01-26-2008 7:42 AM -- By: Amber,    Critters.com memorial:   Nvwati Memorial
Sorrow fills a barren space; you close your eyes and see my face and think of times I made you laugh, the love we shared, the bond we had,

the special way I needed you - the friendship shared by just we two. The day's too quiet, the world seems older, the wind blows now a little colder.

You gaze into the empty air and look for me, but I'm not there - I'm in heaven and I watch you, and I see the world around you too.

I see little souls wearing fur, souls who bark and souls who purr born unwanted and unloved - I see all this and more above -

I watch them suffer, I see them cry, I see them lost, I watch them die. I see unwanted thousands born - and when they die, nobody mourns.

These little souls wearing fur (Some who bark and some who purr) are castaways who - unlike me - will never know love or security.

A few short months they starve and roam, Or caged in shelters - no one takes home. They're special too (furballs of pleasure), filled with love and each one, a treasure.

My pain and suffering came to an end, so don't cry for me, my person, my friend.

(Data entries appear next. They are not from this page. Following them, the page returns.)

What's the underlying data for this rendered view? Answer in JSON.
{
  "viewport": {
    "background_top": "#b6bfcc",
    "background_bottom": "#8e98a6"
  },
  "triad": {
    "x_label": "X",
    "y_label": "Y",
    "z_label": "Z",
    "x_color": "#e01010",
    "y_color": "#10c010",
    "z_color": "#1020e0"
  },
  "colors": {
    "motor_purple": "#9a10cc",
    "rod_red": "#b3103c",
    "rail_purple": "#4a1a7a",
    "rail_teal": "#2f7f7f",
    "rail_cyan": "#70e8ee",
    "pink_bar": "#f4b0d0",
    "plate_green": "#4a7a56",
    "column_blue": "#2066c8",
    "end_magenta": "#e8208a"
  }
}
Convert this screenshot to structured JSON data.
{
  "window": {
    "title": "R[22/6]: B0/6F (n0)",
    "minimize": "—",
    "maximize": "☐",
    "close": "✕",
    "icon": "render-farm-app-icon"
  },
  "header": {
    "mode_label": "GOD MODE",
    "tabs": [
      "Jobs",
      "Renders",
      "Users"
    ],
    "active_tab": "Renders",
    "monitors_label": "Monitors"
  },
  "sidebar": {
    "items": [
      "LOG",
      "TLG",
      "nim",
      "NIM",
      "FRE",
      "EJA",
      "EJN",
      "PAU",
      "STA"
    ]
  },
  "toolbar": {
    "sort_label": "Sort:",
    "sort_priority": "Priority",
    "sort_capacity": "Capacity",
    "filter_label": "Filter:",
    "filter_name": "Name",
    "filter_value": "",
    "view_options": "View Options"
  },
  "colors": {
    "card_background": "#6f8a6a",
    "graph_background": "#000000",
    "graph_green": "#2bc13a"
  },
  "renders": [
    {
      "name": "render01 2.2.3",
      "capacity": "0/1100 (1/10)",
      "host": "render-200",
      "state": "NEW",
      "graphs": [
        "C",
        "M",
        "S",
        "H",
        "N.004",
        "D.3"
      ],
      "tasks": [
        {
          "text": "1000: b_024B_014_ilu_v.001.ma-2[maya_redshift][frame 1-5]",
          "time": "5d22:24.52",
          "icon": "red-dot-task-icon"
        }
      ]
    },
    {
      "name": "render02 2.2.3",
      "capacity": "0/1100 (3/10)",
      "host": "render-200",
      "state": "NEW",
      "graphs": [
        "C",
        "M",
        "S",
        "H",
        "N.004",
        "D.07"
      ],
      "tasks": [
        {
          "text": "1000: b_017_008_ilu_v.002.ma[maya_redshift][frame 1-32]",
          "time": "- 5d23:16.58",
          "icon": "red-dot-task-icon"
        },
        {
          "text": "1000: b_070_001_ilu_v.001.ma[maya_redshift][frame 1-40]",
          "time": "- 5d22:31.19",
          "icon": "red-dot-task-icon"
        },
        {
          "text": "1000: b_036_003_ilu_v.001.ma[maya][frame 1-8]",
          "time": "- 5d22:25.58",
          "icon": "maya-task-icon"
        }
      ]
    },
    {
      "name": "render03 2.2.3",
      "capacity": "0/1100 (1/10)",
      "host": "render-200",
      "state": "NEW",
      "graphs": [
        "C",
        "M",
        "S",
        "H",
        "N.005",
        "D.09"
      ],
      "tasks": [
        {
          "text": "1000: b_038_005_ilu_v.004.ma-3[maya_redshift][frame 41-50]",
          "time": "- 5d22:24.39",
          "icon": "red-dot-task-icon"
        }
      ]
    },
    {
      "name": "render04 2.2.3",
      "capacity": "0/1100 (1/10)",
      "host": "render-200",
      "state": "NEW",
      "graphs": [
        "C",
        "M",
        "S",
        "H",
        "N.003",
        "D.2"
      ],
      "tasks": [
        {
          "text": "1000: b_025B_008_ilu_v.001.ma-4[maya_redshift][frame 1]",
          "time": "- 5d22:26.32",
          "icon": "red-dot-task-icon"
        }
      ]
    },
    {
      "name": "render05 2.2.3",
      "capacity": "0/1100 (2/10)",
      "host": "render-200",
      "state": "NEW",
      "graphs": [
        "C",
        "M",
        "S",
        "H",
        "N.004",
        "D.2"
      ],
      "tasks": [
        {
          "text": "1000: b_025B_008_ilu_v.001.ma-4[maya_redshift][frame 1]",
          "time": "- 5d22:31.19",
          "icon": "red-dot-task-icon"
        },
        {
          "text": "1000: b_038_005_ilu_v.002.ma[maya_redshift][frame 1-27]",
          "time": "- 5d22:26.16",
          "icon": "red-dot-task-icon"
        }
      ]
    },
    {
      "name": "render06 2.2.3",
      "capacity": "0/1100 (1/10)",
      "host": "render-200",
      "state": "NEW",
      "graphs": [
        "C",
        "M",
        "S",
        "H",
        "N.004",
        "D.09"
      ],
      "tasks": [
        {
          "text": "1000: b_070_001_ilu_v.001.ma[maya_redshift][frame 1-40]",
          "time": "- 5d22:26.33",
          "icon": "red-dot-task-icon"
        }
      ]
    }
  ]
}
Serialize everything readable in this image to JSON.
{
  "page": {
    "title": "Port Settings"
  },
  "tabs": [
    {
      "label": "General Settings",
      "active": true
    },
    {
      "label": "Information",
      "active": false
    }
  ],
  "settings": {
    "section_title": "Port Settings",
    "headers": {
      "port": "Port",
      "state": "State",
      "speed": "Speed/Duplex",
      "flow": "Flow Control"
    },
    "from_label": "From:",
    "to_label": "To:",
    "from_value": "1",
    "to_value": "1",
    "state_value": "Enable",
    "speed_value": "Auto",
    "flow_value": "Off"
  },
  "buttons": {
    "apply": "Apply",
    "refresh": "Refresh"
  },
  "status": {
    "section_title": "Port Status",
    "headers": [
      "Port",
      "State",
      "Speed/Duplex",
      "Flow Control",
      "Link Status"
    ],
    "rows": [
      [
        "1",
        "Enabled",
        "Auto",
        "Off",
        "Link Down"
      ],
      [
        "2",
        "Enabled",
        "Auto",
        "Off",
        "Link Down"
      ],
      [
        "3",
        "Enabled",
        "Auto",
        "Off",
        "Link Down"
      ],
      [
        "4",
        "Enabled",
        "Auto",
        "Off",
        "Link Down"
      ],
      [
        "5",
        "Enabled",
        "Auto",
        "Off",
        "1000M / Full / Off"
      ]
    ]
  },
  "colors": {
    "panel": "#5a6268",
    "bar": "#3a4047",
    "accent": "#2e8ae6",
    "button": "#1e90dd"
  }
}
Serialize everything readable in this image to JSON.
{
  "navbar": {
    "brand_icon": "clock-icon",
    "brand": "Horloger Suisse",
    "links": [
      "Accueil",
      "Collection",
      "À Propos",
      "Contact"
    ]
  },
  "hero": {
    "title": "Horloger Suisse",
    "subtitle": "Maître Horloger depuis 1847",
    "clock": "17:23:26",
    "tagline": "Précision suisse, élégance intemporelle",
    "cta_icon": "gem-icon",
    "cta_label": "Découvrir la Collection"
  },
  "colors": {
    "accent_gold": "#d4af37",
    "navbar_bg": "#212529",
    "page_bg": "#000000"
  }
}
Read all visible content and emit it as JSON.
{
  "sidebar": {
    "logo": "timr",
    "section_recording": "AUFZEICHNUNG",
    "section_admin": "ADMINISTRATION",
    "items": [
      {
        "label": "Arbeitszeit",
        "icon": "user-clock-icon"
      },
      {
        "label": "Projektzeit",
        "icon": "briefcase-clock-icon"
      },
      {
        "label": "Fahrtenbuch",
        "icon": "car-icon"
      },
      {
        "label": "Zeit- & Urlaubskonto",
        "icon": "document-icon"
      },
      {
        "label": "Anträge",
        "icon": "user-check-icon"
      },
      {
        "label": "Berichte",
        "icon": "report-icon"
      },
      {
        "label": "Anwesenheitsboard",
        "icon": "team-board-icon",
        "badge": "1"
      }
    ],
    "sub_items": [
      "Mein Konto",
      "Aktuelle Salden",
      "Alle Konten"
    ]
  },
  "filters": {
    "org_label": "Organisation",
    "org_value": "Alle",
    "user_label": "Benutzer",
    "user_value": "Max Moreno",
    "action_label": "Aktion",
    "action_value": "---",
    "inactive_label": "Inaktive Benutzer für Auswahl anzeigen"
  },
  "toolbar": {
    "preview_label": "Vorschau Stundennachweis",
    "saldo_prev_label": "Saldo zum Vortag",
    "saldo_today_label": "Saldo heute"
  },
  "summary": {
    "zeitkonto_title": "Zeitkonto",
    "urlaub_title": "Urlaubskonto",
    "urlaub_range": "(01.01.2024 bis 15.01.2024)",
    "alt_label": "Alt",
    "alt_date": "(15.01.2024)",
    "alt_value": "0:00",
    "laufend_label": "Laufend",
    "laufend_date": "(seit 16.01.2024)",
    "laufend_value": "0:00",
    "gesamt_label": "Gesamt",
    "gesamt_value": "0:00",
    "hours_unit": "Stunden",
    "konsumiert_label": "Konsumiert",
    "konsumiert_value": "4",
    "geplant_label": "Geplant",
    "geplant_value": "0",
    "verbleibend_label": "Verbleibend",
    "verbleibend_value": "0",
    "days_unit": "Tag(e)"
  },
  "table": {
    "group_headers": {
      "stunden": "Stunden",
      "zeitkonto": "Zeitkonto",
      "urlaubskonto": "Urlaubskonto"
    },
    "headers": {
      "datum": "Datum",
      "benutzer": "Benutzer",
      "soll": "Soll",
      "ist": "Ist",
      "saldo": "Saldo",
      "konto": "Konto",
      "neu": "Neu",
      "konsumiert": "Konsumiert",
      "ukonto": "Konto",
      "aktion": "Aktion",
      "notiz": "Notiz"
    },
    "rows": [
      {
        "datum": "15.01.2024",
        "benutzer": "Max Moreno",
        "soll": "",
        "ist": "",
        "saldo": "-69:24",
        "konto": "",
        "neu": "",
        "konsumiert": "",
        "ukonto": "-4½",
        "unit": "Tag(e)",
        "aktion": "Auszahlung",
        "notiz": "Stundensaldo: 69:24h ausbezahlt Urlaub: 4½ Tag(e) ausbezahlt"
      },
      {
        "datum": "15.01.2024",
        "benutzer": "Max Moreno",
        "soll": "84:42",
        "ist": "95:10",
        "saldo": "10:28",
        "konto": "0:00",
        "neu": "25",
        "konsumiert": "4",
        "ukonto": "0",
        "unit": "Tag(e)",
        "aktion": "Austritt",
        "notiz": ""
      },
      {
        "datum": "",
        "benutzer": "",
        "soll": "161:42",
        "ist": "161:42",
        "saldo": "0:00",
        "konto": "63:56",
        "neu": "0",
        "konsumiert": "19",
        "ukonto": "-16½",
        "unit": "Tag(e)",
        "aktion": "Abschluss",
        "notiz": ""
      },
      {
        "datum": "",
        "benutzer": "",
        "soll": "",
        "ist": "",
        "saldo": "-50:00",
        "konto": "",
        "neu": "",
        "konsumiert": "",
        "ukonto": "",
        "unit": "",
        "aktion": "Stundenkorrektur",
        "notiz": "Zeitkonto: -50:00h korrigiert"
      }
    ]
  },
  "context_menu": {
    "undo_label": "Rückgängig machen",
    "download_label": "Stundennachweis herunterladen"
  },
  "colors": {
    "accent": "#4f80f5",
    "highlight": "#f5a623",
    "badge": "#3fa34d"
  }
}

But think of the living -those souls with fur (some who bark and some who purr) - And though our bond can't be broken apart, make room for another in your home and your heart.

--- Caro Schubert-James ---

In memorium of thoes in our families that make it to the other side before we do ( Our comfort should be in knowing that there waiting for us. )with a stick or ball to play fetch for eternity. where neither will tire.

01-25-2008 4:51 PM -- By: Maria ,    Critters.com memorial:   Stacey Memorial
It has been a month and a half now since Stacey has been gone. I still haver her collars right by bed. Same with her blanket that she slept on. I still think about her everyday. I wish that she was able to run around with me again.

Wednesday January 30th will be Stacy first birthday. And she will be spending it over at rainbow bridge with her friends.